Spyker to continue fight for GM Saab pay out

Dutch car builder Spyker on Thursday said it will appeal the dismissal of its $3.0 billion claim in a US court against General Motors, which Spyker accuses of deliberately bankrupting Sweden's Saab in 2011.

Spyker to continue fight for GM Saab pay out

“Spyker… shall appeal the ruling of the District Court for the Eastern District of Michigan,” in favour of GM, the plaintiff car group Spyker said in a short statement from its headquarters in the central Dutch town of Zeewolde.

It did not give any further details.

Spyker filed a lawsuit in August claiming $3 billion in damages.

It alleged that GM criminally interfered in an operation that could have made it possible for Saab, which Spyker bought in 2010, to restructure and stay afloat, because the US automaker wanted to dominate the Chinese market.

Saab, a former GM subsidiary, filed for bankruptcy in December 2011 after teetering on the edge of the abyss for almost two years. A last-ditch bid to raise funds in China, with the Youngman group, was blocked by GM over issues concerning the transfer of technology.

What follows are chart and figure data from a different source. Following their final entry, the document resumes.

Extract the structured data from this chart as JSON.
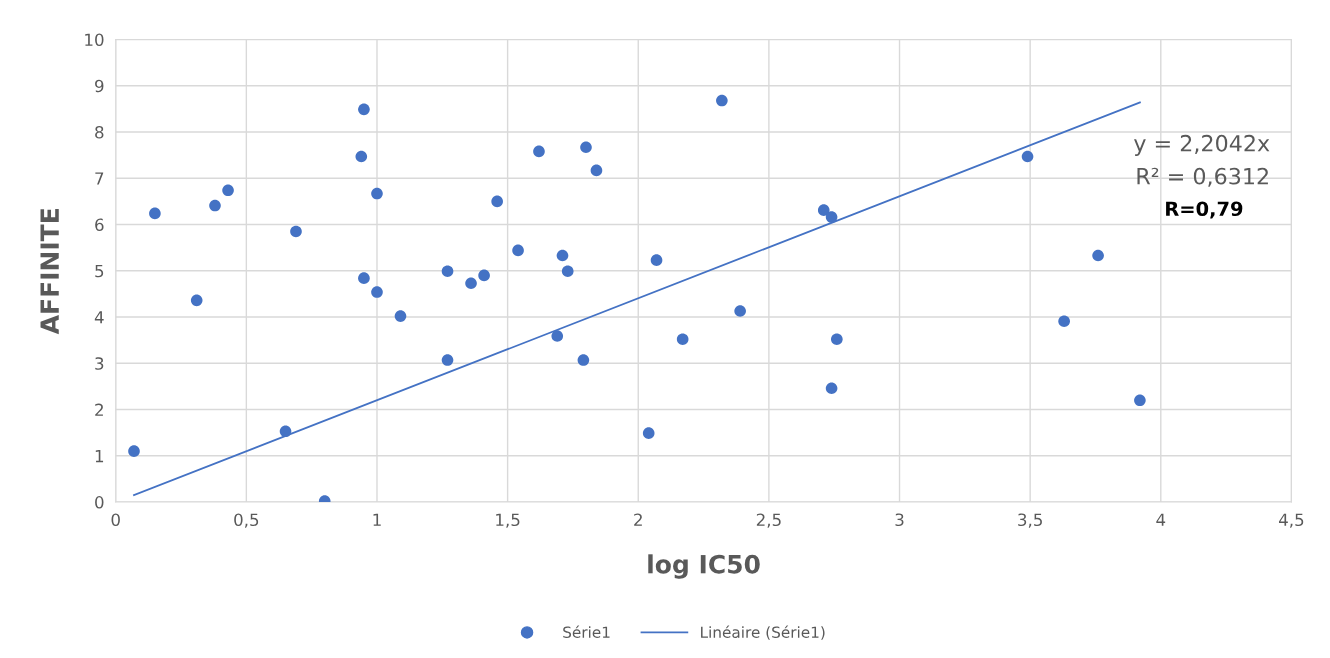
{
  "chart_data": {
    "type": "scatter",
    "xlabel": "log IC50",
    "ylabel": "AFFINITE",
    "xlim": [
      0,
      4.5
    ],
    "xticks": [
      0,
      {
        "value": 0.5,
        "label": "0,5"
      },
      1,
      {
        "value": 1.5,
        "label": "1,5"
      },
      2,
      {
        "value": 2.5,
        "label": "2,5"
      },
      3,
      {
        "value": 3.5,
        "label": "3,5"
      },
      4,
      {
        "value": 4.5,
        "label": "4,5"
      }
    ],
    "ylim": [
      0,
      10
    ],
    "yticks": [
      0,
      1,
      2,
      3,
      4,
      5,
      6,
      7,
      8,
      9,
      10
    ],
    "grid": true,
    "legend": "bottom",
    "series": [
      {
        "name": "Série1",
        "marker": "circle",
        "color": "#4472c4",
        "x": [
          0.07,
          0.15,
          0.31,
          0.38,
          0.43,
          0.65,
          0.69,
          0.8,
          0.95,
          0.94,
          0.95,
          1.0,
          1.0,
          1.09,
          1.27,
          1.27,
          1.36,
          1.41,
          1.46,
          1.54,
          1.62,
          1.71,
          1.73,
          1.69,
          1.8,
          1.84,
          1.79,
          2.04,
          2.07,
          2.17,
          2.32,
          2.39,
          2.71,
          2.74,
          2.74,
          2.76,
          3.49,
          3.63,
          3.76,
          3.92
        ],
        "values": [
          1.1,
          6.24,
          4.36,
          6.41,
          6.74,
          1.53,
          5.85,
          0.02,
          8.49,
          7.47,
          4.84,
          6.67,
          4.54,
          4.02,
          4.99,
          3.07,
          4.73,
          4.9,
          6.5,
          5.44,
          7.58,
          5.33,
          4.99,
          3.59,
          7.67,
          7.17,
          3.07,
          1.49,
          5.23,
          3.52,
          8.68,
          4.13,
          6.31,
          6.16,
          2.46,
          3.52,
          7.47,
          3.91,
          5.33,
          2.2
        ]
      },
      {
        "name": "Linéaire (Série1)",
        "type": "line",
        "line_style": "solid",
        "color": "#4472c4",
        "x": [
          0.07,
          3.92
        ],
        "values": [
          0.15,
          8.64
        ]
      }
    ],
    "annotations": [
      "y = 2,2042x",
      "R² = 0,6312",
      "R=0,79"
    ]
  }
}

Chinese carmaker Youngman had long been interested in buying Saab and tried

to snap it up before it declared bankruptcy — but its efforts were stymied by Saab’s former owner, GM, which balked at transferring the necessary technology

licences.

At the time, Spyker’s chief executive Victor Muller said that the $3 billion claim in compensation represented the value which Saab would have represented had the deal with Youngman gone through, but analysts at the time were sceptical whether the suit would succeed.

GM in its response to the claim denied any criminal action or intent, saying Saab had granted it a contractual right to agree, or not, to the transaction proposed by Spyker.

The US carmaker sold Saab in 2010 to Spyker. A deal reached parallel to the sale allowed Saab to keep using GM technologies and keep production going, but allowed GM to stop the arrangement if Saab changed hands.

GM has maintained that Spyker bought Saab “knowing its financial history, and subject to terms spelled out unambiguously in the arrangements attached to the complaint.”

“Those agreements include clear contractual limitations in the future use of GM’s technology, and on the transfer of technology to others,” GM said in a document, filed before the court a month after Spyker filed the claim.